4Departments of Urology Cancer Research and Therapy Center and School of Medicine, University of Texas Health Science Center at San Antonio, San Antonio, Texas, USA

5Departments of Radiation Oncology Cancer Research and Therapy Center and School of Medicine, University of Texas Health Science Center at San Antonio, San Antonio, Texas, USA

Correspondence to:

Tim H.-M. Huang, email: [email protected]

Maria E. Gaczynska, email: [email protected]

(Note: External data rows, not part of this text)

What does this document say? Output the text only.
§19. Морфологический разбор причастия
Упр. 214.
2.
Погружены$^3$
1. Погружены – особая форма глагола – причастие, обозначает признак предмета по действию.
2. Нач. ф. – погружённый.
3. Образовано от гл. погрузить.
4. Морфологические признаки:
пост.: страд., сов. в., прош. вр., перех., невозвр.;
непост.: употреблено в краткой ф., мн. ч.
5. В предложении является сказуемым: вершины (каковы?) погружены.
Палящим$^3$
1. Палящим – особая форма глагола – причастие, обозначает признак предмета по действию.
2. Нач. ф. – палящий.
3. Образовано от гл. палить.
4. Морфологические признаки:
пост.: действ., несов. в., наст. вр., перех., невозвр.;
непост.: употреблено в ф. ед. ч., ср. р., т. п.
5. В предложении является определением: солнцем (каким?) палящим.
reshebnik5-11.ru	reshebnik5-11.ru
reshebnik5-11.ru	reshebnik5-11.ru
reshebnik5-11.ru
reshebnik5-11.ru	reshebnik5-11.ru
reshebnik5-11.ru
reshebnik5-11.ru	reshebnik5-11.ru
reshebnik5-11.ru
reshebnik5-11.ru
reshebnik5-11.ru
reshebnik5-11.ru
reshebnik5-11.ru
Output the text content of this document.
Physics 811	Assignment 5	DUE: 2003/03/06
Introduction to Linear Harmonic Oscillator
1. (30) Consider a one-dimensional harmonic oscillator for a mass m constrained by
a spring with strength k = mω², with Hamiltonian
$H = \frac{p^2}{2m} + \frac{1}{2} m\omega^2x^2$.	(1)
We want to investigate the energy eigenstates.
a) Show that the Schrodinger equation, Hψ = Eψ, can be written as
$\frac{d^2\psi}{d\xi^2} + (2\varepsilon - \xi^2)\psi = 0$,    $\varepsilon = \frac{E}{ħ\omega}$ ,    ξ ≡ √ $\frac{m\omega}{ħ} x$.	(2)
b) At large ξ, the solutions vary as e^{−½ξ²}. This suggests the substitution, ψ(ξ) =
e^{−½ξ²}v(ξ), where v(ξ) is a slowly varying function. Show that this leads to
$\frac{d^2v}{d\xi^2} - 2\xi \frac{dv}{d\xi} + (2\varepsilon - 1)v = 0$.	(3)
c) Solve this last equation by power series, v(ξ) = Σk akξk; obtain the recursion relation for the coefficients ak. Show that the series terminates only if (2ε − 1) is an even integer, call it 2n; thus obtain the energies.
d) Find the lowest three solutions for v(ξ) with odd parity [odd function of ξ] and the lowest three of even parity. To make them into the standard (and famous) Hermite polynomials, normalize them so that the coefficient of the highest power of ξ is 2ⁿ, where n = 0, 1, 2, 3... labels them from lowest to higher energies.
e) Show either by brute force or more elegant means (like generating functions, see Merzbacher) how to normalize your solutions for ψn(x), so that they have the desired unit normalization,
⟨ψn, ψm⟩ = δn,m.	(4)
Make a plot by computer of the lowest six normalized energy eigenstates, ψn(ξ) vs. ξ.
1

Keywords: tumor metastasis, circulating tumor cells, epithelial-mesenchymal transition (EMT), transforming growth factor-β (TGF-β), positive feedback signaling

Received: August 08, 2016     Accepted: October 12, 2016     Published: October 21, 2016

ABSTRACT

Activation of TGF-β signaling is known to promote epithelial-mesenchymal transition (EMT) for the development of metastatic castration-resistant prostate cancer (mCRPC). To determine whether targeting TGF-β signaling alone is sufficient to mitigate mCRPC, we used the CRISPR/Cas9 genome-editing approach to generate a dominant-negative mutation of the cognate receptor TGFBRII that attenuated TGF-β signaling in mCRPC cells. As a result, the delicate balance of oncogenic homeostasis is perturbed, profoundly uncoupling proliferative and metastatic potential of TGFBRII-edited tumor xenografts. This signaling disturbance triggered feedback rewiring by enhancing ERK signaling known to promote EMT-driven metastasis. Circulating tumor cells displaying upregulated EMT genes had elevated biophysical deformity and an increase in interactions with chaperone macrophages for facilitating metastatic extravasation. Treatment with an ERK inhibitor resulted in decreased aggressive features of CRPC cells in vitro. Therefore, combined targeting of TGF-β and its backup partner ERK represents an attractive strategy for treating mCRPC patients.